The U.S. and East Asia may be known as the leading countries in the consumer electronics industry, but as it turns out, the greenest gadgets in the world come from India — specifically Indian electronics giant Wipro, according to a new report from Greenpeace International.
“Wipro is the biggest surprise,” said Casey Harrell, senior IT analyst for Greenpeace and lead author of the report, the Guide to Greener Electronics, in a phone interview with TPM. “This is the first time they were included in the ranking and have taken the top spot.”
The Guide to Greener Electronics is a kind of report card rating global electronics corporations in terms of their environmental policies and practices. First launched in 2006, the report has expanded to cover three different criteria in this latest, 18th edition: Energy and climate, products, and sustainable operations.
Below is a chart summarizing the findings. The full report is available as a PDF here:
In order to prepare it, Greenpeace spends months communicating with the companies surveyed, requesting documents and poring over information about the companies’ production processes and supply chains. The environmental advocacy group then evaluates the various components of each company’s operations — everything from whether they disclose their emissions to using recycled materials in products to withholding from using conflict minerals. In this case, Wipro scored medium to high on most categories.
Specifically, Wipro, a multi-industry company that produces everything from laptops to light bulbs — took the crown from U.S. computer leader HP in last year’s edition. In total, 16 companies were included in this year’s guide, up from 15 in 2011.
Wipro’s new overall high score — 7.1 on a scale from 1 to 10, with 10 being the greenest in terms of total environmental impact — was awarded specifically for committing to cut the greenhouse gas emissions of its operations 44 percent by 2015 (from a base year of 2008), the most of any company surveyed.
“Our office in India had previously been releasing a report with additional companies….but for this report, we wanted to be truly global — to put the biggest brand names from around the world together and see how much improvement they’ve made over the past years,” Harrell told TPM.
Meanwhile, North American industry titans lagged behind in this report: Apple, which had made major gains in the 2011 Greenpeace report, fell from 4th place to 6th place this time around.
“Apple misses out on points for lack of transparency,” Greenpeace noted in its report.
Dell suffered an even more precipitous drop, down from the number two spot in 2011 to number five in the latest rankings. Greenpeace faulted Dell for failing to make good on its prior pledge to eliminiate toxic chemicals — namely polyvinyl chloride plastic (PVC) and brominated frame retardants (BFRs) — from its product line. Greenpeace wants to see both of these compounds phased out of electronics entirely for their potential to build up in the environment and cause harm to both humans and wildlife.
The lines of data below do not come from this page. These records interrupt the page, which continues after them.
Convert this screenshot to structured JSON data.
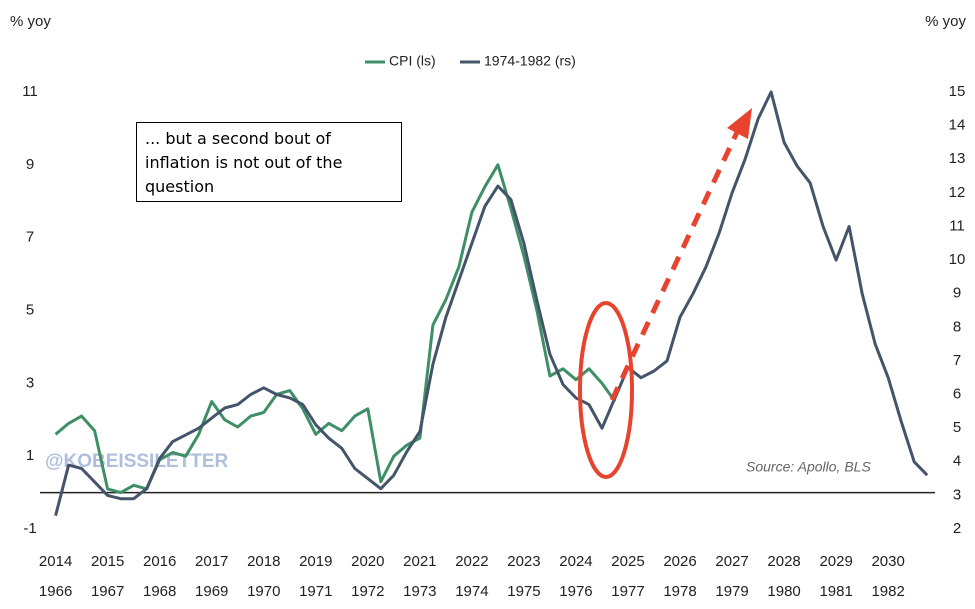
{
  "chart_data": {
    "type": "line",
    "y_label": "% yoy",
    "y2_label": "% yoy",
    "annotation": "... but a second bout of inflation is not out of the question",
    "watermark": "@KOBEISSILETTER",
    "source": "Source: Apollo, BLS",
    "xlim": [
      2013.7,
      2030.9
    ],
    "xticks": [
      2014,
      2015,
      2016,
      2017,
      2018,
      2019,
      2020,
      2021,
      2022,
      2023,
      2024,
      2025,
      2026,
      2027,
      2028,
      2029,
      2030
    ],
    "x2lim": [
      1965.7,
      1982.9
    ],
    "x2ticks": [
      1966,
      1967,
      1968,
      1969,
      1970,
      1971,
      1972,
      1973,
      1974,
      1975,
      1976,
      1977,
      1978,
      1979,
      1980,
      1981,
      1982
    ],
    "ylim": [
      -1,
      11
    ],
    "yticks": [
      -1,
      1,
      3,
      5,
      7,
      9,
      11
    ],
    "y2lim": [
      2,
      15
    ],
    "y2ticks": [
      2,
      3,
      4,
      5,
      6,
      7,
      8,
      9,
      10,
      11,
      12,
      13,
      14,
      15
    ],
    "series": [
      {
        "name": "CPI (ls)",
        "color": "#3f8f66",
        "x": [
          2014,
          2014.25,
          2014.5,
          2014.75,
          2015,
          2015.25,
          2015.5,
          2015.75,
          2016,
          2016.25,
          2016.5,
          2016.75,
          2017,
          2017.25,
          2017.5,
          2017.75,
          2018,
          2018.25,
          2018.5,
          2018.75,
          2019,
          2019.25,
          2019.5,
          2019.75,
          2020,
          2020.25,
          2020.5,
          2020.75,
          2021,
          2021.25,
          2021.5,
          2021.75,
          2022,
          2022.25,
          2022.5,
          2022.75,
          2023,
          2023.25,
          2023.5,
          2023.75,
          2024,
          2024.25,
          2024.5,
          2024.75
        ],
        "values": [
          1.6,
          1.9,
          2.1,
          1.7,
          0.1,
          0.0,
          0.2,
          0.1,
          0.9,
          1.1,
          1.0,
          1.6,
          2.5,
          2.0,
          1.8,
          2.1,
          2.2,
          2.7,
          2.8,
          2.3,
          1.6,
          1.9,
          1.7,
          2.1,
          2.3,
          0.3,
          1.0,
          1.3,
          1.5,
          4.6,
          5.3,
          6.2,
          7.7,
          8.4,
          9.0,
          7.8,
          6.5,
          5.0,
          3.2,
          3.4,
          3.1,
          3.4,
          3.0,
          2.5
        ]
      },
      {
        "name": "1974-1982 (rs)",
        "color": "#44546a",
        "axis": "y2",
        "x": [
          2014,
          2014.25,
          2014.5,
          2014.75,
          2015,
          2015.25,
          2015.5,
          2015.75,
          2016,
          2016.25,
          2016.5,
          2016.75,
          2017,
          2017.25,
          2017.5,
          2017.75,
          2018,
          2018.25,
          2018.5,
          2018.75,
          2019,
          2019.25,
          2019.5,
          2019.75,
          2020,
          2020.25,
          2020.5,
          2020.75,
          2021,
          2021.25,
          2021.5,
          2021.75,
          2022,
          2022.25,
          2022.5,
          2022.75,
          2023,
          2023.25,
          2023.5,
          2023.75,
          2024,
          2024.25,
          2024.5,
          2024.75,
          2025,
          2025.25,
          2025.5,
          2025.75,
          2026,
          2026.25,
          2026.5,
          2026.75,
          2027,
          2027.25,
          2027.5,
          2027.75,
          2028,
          2028.25,
          2028.5,
          2028.75,
          2029,
          2029.25,
          2029.5,
          2029.75,
          2030,
          2030.25,
          2030.5,
          2030.75
        ],
        "values": [
          2.4,
          3.9,
          3.8,
          3.4,
          3.0,
          2.9,
          2.9,
          3.2,
          4.1,
          4.6,
          4.8,
          5.0,
          5.3,
          5.6,
          5.7,
          6.0,
          6.2,
          6.0,
          5.9,
          5.7,
          5.1,
          4.7,
          4.4,
          3.8,
          3.5,
          3.2,
          3.6,
          4.3,
          4.9,
          6.9,
          8.3,
          9.4,
          10.5,
          11.6,
          12.2,
          11.8,
          10.5,
          8.8,
          7.2,
          6.3,
          5.9,
          5.7,
          5.0,
          5.9,
          6.8,
          6.5,
          6.7,
          7.0,
          8.3,
          9.0,
          9.8,
          10.8,
          12.0,
          13.0,
          14.2,
          15.0,
          13.5,
          12.8,
          12.3,
          11.0,
          10.0,
          11.0,
          9.0,
          7.5,
          6.5,
          5.2,
          4.0,
          3.6
        ]
      }
    ]
  }
}
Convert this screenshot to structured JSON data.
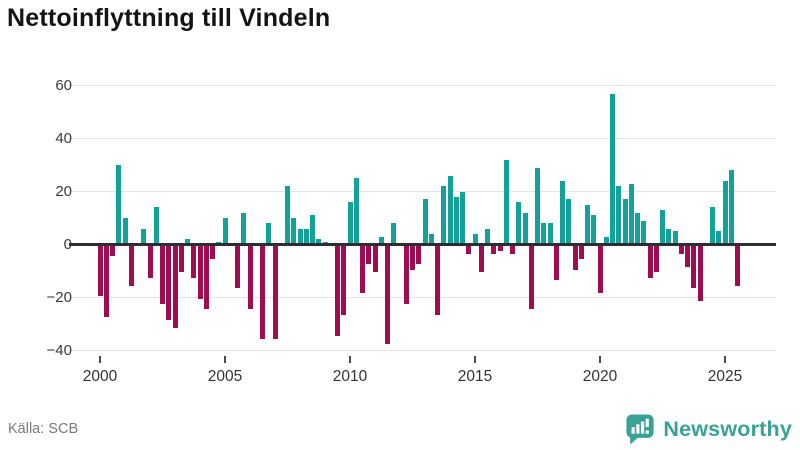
{
  "title": "Nettoinflyttning till Vindeln",
  "source": "Källa: SCB",
  "logo": {
    "text": "Newsworthy",
    "icon": "bar-chart-bubble-icon",
    "color": "#38a296"
  },
  "chart_data": {
    "type": "bar",
    "title": "Nettoinflyttning till Vindeln",
    "frequency": "quarterly",
    "x_start": "2000-Q1",
    "x_end": "2025-Q3",
    "values": [
      -19,
      -27,
      -4,
      30,
      10,
      -15,
      0,
      6,
      -12,
      14,
      -22,
      -28,
      -31,
      -10,
      2,
      -12,
      -20,
      -24,
      -5,
      1,
      10,
      0,
      -16,
      12,
      -24,
      0,
      -35,
      8,
      -35,
      0,
      22,
      10,
      6,
      6,
      11,
      2,
      1,
      0,
      -34,
      -26,
      16,
      25,
      -18,
      -7,
      -10,
      3,
      -37,
      8,
      0,
      -22,
      -9,
      -7,
      17,
      4,
      -26,
      22,
      26,
      18,
      20,
      -3,
      4,
      -10,
      6,
      -3,
      -2,
      32,
      -3,
      16,
      12,
      -24,
      29,
      8,
      8,
      -13,
      24,
      17,
      -9,
      -5,
      15,
      11,
      -18,
      3,
      57,
      22,
      17,
      23,
      12,
      9,
      -12,
      -10,
      13,
      6,
      5,
      -3,
      -8,
      -16,
      -21,
      0,
      14,
      5,
      24,
      28,
      -15
    ],
    "positive_color": "#12a29a",
    "negative_color": "#a10c50",
    "ylim": [
      -45,
      62
    ],
    "yticks": [
      -40,
      -20,
      0,
      20,
      40,
      60
    ],
    "xticks": [
      2000,
      2005,
      2010,
      2015,
      2020,
      2025
    ],
    "grid": true,
    "legend": false,
    "gridline_color": "#e4e4e4",
    "zero_axis_color": "#2e2e2e"
  }
}
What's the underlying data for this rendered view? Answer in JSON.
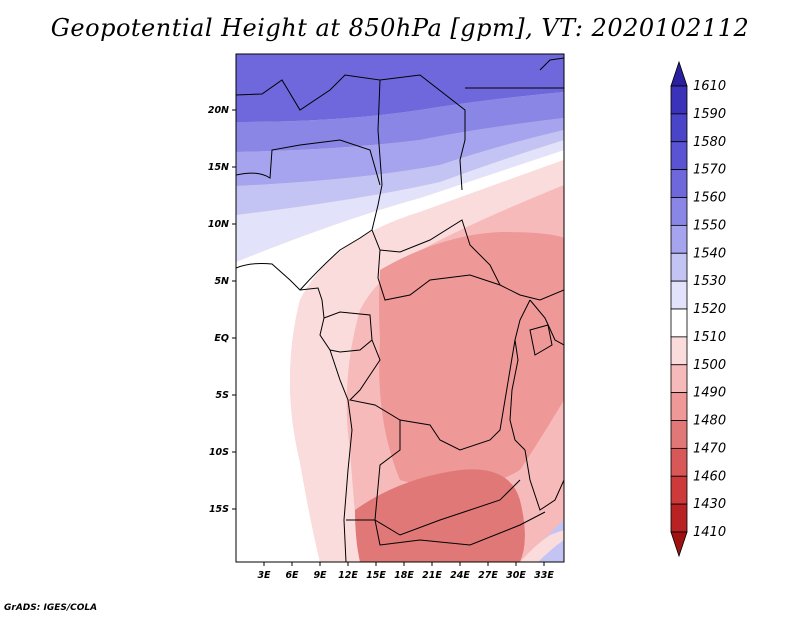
{
  "title": "Geopotential Height at 850hPa [gpm], VT: 2020102112",
  "credit": "GrADS: IGES/COLA",
  "map": {
    "lat_ticks": [
      "20N",
      "15N",
      "10N",
      "5N",
      "EQ",
      "5S",
      "10S",
      "15S"
    ],
    "lon_ticks": [
      "3E",
      "6E",
      "9E",
      "12E",
      "15E",
      "18E",
      "21E",
      "24E",
      "27E",
      "30E",
      "33E"
    ]
  },
  "colorbar": {
    "labels": [
      "1610",
      "1590",
      "1580",
      "1570",
      "1560",
      "1550",
      "1540",
      "1530",
      "1520",
      "1510",
      "1500",
      "1490",
      "1480",
      "1470",
      "1460",
      "1430",
      "1410"
    ],
    "colors": [
      "#2a1f9e",
      "#3a32b8",
      "#4a44c8",
      "#5a54d4",
      "#6e68dc",
      "#8a86e6",
      "#a6a4ee",
      "#c4c4f4",
      "#e2e2fa",
      "#ffffff",
      "#fbdcdc",
      "#f6baba",
      "#ee9898",
      "#e07878",
      "#d85858",
      "#cc3a3a",
      "#b82222",
      "#a01212"
    ]
  }
}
By contrast, Harrell told TPM that Apple’s switch to aluminum bodies for many of its products in recent years was a good step in the right direction, as aluminum doesn’t contain these same types of chemicals.
“That’s an example of a company doing just fine with more stringent environmental protections, designing it to be non-toxic from the beginning,” Harrell noted.
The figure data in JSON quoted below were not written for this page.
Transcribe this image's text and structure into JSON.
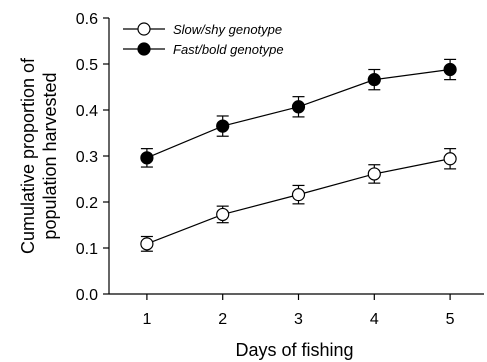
{
  "chart_data": {
    "type": "line",
    "title": "",
    "xlabel": "Days of fishing",
    "ylabel_lines": [
      "Cumulative proportion of",
      "population harvested"
    ],
    "x": [
      1,
      2,
      3,
      4,
      5
    ],
    "xlim": [
      0.5,
      5.5
    ],
    "ylim": [
      0,
      0.6
    ],
    "x_ticks": [
      "1",
      "2",
      "3",
      "4",
      "5"
    ],
    "y_ticks": [
      "0.0",
      "0.1",
      "0.2",
      "0.3",
      "0.4",
      "0.5",
      "0.6"
    ],
    "grid": false,
    "legend_position": "top-left",
    "series": [
      {
        "name": "Slow/shy genotype",
        "marker": "open-circle",
        "color": "#000000",
        "values": [
          0.109,
          0.173,
          0.216,
          0.261,
          0.294
        ],
        "error": [
          0.016,
          0.018,
          0.02,
          0.02,
          0.022
        ]
      },
      {
        "name": "Fast/bold genotype",
        "marker": "filled-circle",
        "color": "#000000",
        "values": [
          0.296,
          0.365,
          0.407,
          0.466,
          0.488
        ],
        "error": [
          0.02,
          0.022,
          0.022,
          0.022,
          0.022
        ]
      }
    ]
  }
}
The most improved company in the guide was also something of a surprise: Taiwanese giant Acer, maker of Google’s new $199 Chromebook laptop, among others. Acer climbed to number five from 12 in last year’s rankings.
“When we first started, they were down near the bottom,” Harrell explained. “Why they’ve changed, I can’t speculate, but we have seen a number of these Asian companies taking environmental issues more seriously.”
Research In Motion, the Waterloo, Ontario-based maker of the BlackBerry line, once again came in last place due primarily to not using recycled plastics in its products and for failing to have or even plan to have a clean electricity program.
Overall, though, Harrell and Greenpeace were encouraged by the results of the latest report, as they saw broad improvement by many companies and believe that such steps are a direct result of releasing rankings such as theirs.
As Harrell wrote in a blog post of its how on Greenpeace’s website: “Electronics companies can lead the way on clean energy - if you push them.”
However, Harrell noted that the next phase in getting electronics greener would be the most difficult yet — working to clean the embedded or embodied energy that goes into making all electronics products, that is, all of the carbon emissions produced throughout the supply chain.
Right now, much of that supply chain is still “highly powered by dirty energy,” Harrell said, pointing out that companies are inevitably mining raw materials to manufacture all of the products we carry around with us. Reducing the emissions and environmental impact associated with these types of operations is Greenpeace’s next goal.